ALC(Amicale Laïque de Caudan)Écrit le 8 janvier 2010 Espace Rostand
19 rue des Chênes 56850 Caudan Tél. 02 97 05 71 00 (à 5 km au nord de Lorient)
Plan d'accès :
L'association socioculturelle et sportive ALC. Elle a été créée le 2 avril 1973 à Lorient en sous préfecture sous le n° 2352, dans le cadre de la loi du 1er juillet 1901. Le siège initial au 1 rue des écoles en Caudan a été transféré au milieu des années 1990 dans des locaux d'une école communale. L'ALC a l'agrément Jeunesse & Sport 56 S 511, un SIRET 300 460 136 000 17 et un code APE 913 E. L'ALC dispose d'un règlement intérieur et d'un Bureau exécutif reconduit chaque année par 15 membres du Conseil d'Administration au cours de l'Assemblée Générale en septembre. Le Bureau se compose de 6 personnes bénévoles pour les 3 postes (avec adjoint en sus) actuellement répartis ainsi : Président, Jean Claude Farger + Trésorière, Laurence Colin + Secrétaire, Dany Bourvellec. L'ALC gère près de 400 à 500 membres en une quinzaine d'activités qui ont leur propre responsable. Le CA se réunit 4 fois l'an pour préparer et valider les options à retenir, mises en place par le Bureau qui assure une permanence tous les lundis de 18h à 19h. L'ALC (avec moi-même) a mis en place une structure informatisée fin 1989 pour gérer la comptabilité et la paye des 12 salariés, gestion passée avec un Cabinet spécialisé depuis 1998. Chaque année, une galette des rois, une fête (avec repas de gala et orchestre pour danser) et un gala de danse réunissent les membres et leurs invités.

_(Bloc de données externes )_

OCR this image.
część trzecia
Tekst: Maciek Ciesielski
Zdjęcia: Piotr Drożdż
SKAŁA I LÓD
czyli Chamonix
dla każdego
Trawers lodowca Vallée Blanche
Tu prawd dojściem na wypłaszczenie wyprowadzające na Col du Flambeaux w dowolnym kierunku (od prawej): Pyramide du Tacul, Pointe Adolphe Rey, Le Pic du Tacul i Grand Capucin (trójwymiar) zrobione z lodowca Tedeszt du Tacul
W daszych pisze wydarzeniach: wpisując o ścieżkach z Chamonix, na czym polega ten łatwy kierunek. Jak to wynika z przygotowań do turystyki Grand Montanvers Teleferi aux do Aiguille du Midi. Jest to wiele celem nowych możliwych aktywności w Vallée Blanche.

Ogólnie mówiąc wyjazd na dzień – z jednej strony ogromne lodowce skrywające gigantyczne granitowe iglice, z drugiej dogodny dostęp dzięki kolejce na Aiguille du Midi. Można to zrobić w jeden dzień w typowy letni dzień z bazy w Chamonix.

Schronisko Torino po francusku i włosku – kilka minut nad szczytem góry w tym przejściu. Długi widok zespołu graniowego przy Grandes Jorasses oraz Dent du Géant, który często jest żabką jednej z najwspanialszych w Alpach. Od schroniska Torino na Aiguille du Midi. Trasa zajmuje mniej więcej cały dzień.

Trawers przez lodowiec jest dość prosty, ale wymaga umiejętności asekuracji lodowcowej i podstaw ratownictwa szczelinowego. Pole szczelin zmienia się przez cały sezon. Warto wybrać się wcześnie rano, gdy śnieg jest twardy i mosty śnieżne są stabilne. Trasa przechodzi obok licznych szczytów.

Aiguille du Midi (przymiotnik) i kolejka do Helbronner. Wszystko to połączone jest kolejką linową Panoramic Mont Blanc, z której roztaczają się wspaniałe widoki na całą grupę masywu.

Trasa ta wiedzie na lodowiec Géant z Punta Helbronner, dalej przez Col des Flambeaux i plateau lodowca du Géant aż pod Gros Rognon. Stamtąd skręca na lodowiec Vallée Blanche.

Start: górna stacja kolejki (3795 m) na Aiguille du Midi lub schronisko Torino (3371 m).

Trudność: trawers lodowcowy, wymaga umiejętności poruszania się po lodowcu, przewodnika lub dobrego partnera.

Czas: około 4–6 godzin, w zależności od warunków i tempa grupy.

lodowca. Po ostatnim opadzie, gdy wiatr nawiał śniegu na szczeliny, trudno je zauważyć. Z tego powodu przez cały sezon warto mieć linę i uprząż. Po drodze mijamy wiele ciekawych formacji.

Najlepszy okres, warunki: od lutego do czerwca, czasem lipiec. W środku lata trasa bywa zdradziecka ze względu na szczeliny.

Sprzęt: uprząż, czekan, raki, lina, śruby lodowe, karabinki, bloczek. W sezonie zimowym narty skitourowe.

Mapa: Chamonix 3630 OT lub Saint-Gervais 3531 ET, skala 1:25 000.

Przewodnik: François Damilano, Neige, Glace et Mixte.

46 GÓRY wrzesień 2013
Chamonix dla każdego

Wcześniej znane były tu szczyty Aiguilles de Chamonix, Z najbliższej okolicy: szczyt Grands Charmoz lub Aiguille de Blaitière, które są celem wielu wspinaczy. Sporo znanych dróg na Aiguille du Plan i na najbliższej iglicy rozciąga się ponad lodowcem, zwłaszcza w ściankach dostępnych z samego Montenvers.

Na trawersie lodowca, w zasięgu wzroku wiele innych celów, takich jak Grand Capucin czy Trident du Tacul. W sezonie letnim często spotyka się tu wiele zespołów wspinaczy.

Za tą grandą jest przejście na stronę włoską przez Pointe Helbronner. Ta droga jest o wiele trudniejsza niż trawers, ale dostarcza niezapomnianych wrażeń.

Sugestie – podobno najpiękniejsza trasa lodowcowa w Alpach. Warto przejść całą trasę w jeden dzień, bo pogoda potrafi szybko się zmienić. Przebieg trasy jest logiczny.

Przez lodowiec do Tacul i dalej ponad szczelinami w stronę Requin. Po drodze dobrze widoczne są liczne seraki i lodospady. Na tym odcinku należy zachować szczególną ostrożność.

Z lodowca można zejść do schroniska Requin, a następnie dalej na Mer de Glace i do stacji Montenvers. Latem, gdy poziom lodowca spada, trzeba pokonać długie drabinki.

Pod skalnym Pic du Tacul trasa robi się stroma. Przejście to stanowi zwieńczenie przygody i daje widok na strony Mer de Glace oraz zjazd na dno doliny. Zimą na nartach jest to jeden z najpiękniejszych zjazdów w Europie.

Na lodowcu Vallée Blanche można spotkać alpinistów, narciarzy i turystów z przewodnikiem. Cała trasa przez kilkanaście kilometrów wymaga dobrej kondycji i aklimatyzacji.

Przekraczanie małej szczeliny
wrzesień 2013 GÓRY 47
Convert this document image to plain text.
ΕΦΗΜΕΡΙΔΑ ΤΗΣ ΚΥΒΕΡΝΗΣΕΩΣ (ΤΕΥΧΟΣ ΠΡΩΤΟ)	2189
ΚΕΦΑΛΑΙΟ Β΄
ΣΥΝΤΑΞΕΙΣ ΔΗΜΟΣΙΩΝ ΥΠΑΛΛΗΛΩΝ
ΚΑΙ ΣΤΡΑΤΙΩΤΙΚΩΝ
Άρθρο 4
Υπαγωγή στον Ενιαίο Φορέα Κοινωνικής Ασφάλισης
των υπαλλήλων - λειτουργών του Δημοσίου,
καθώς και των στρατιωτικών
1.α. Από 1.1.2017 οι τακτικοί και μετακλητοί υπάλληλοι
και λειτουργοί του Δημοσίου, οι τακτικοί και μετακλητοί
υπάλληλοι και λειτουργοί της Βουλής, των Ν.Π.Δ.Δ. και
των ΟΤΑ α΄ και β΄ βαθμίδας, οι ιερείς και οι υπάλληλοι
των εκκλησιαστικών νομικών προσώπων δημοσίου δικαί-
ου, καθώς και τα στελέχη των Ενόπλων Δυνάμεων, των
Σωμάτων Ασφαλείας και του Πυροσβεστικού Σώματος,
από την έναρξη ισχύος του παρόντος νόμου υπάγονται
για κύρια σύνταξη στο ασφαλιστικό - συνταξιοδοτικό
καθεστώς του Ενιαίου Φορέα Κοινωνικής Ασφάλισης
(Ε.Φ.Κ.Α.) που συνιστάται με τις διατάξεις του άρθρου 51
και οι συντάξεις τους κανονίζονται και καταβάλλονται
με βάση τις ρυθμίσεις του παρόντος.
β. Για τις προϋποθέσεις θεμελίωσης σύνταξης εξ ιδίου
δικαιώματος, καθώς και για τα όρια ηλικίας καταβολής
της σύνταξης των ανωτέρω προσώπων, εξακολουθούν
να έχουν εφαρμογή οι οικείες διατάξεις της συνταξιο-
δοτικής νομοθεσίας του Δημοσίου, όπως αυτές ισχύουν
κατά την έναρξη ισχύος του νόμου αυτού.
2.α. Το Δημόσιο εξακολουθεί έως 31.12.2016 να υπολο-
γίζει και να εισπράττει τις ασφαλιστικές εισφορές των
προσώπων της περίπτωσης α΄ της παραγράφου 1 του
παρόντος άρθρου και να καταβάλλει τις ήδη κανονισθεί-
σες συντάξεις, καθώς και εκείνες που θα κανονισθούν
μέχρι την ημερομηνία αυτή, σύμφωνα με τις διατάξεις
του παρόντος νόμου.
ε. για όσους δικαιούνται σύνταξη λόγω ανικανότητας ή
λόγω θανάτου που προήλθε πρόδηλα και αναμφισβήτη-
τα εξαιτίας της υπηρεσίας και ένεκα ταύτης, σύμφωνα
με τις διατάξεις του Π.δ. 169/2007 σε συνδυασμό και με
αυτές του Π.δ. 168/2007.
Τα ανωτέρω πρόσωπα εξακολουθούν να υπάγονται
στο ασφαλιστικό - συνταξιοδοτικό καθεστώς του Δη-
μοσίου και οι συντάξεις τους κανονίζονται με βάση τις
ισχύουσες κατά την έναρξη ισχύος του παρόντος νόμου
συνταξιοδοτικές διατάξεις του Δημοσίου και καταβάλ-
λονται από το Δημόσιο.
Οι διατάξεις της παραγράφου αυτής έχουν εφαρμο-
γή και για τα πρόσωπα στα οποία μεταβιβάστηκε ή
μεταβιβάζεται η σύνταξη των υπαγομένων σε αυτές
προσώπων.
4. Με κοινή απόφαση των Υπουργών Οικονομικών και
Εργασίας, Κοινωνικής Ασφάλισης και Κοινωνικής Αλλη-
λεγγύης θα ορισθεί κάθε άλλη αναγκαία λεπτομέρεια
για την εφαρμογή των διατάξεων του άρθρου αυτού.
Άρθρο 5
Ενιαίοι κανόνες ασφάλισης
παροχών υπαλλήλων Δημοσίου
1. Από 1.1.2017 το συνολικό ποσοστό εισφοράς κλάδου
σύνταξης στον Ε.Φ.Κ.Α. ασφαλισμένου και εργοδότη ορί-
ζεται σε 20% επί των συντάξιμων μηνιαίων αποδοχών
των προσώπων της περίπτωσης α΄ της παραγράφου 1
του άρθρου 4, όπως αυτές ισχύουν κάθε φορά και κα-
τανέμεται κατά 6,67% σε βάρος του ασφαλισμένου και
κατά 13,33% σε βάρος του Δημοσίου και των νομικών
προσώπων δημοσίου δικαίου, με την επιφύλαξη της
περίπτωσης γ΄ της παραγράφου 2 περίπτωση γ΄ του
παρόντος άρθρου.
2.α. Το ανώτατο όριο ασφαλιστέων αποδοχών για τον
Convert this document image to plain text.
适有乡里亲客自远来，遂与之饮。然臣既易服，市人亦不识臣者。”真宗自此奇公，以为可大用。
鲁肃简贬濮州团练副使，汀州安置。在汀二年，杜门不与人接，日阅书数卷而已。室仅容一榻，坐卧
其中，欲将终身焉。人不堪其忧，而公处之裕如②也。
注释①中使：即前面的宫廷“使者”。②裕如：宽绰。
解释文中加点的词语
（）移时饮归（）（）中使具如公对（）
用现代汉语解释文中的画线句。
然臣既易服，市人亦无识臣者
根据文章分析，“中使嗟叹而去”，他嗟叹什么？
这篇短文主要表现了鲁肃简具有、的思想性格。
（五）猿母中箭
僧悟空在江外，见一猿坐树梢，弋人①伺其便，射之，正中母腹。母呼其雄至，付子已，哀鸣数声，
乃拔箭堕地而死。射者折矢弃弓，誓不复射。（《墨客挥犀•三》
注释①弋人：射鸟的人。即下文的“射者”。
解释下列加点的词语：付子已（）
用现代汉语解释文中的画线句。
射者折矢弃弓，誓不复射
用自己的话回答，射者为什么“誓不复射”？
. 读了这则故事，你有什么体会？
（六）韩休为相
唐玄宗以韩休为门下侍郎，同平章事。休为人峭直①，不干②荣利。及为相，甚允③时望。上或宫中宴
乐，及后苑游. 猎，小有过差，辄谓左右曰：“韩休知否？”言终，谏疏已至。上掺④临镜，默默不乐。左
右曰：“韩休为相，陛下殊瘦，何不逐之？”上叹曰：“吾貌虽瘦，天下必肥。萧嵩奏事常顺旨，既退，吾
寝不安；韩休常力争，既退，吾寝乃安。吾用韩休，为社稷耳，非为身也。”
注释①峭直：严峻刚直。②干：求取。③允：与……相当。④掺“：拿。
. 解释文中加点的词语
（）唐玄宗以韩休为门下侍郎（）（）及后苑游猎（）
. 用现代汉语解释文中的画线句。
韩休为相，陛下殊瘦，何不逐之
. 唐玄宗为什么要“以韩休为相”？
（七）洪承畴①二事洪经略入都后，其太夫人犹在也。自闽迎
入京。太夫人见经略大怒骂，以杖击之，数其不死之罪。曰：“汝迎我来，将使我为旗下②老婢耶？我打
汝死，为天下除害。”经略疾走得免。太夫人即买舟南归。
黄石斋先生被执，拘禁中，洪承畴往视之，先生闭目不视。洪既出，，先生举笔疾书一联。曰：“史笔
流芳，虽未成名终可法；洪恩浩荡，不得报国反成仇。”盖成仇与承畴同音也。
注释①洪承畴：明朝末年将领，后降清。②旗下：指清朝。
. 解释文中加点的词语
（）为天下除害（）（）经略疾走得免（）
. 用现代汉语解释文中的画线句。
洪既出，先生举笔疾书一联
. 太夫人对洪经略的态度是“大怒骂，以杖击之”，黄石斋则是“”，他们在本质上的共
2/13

La section train Modélisme. Elle s'est créée en 1989 et a vu passé 37 membres jusque fin 2009. La douzaine de membres du club se réunissent (de 3 à 8en moyenne) les mardis soirs entre 21 h et 23 h 30, même pendant les vacances scolaires, dans un local de près de 60 m² mis à disposition par les HLM à la Mairie, qui le prête à l'ALC. Ce site est en sous-sol du bâtiment A de la résidence HLM "Les Rivières" au sud de Caudan, face à la piscine : si vous arrivez sur Caudan venant de Kerpont (axe Lorient - Hennebont), prenez à gauche au 2° rond-point en début de l'agglomération, puis la 1ère à gauche et descendez jusqu'au 2e bâtiment de droite. Si vous avez pris la rue de la piscine, c'est en face alors. Pour afficher le plan d'accès cliquer ici 
Les tarifs actuels, pour une année dite scolaire, sont : - 23 € d'adhésion à l'ALC avec assurance comprise (activités, expositions) - 57 € de cotisation pour la section train modélisme (achat matériaux...) Contacts possibles : Hervé Mahé (tél. 02 97 50 78 66, le soir ou en WE)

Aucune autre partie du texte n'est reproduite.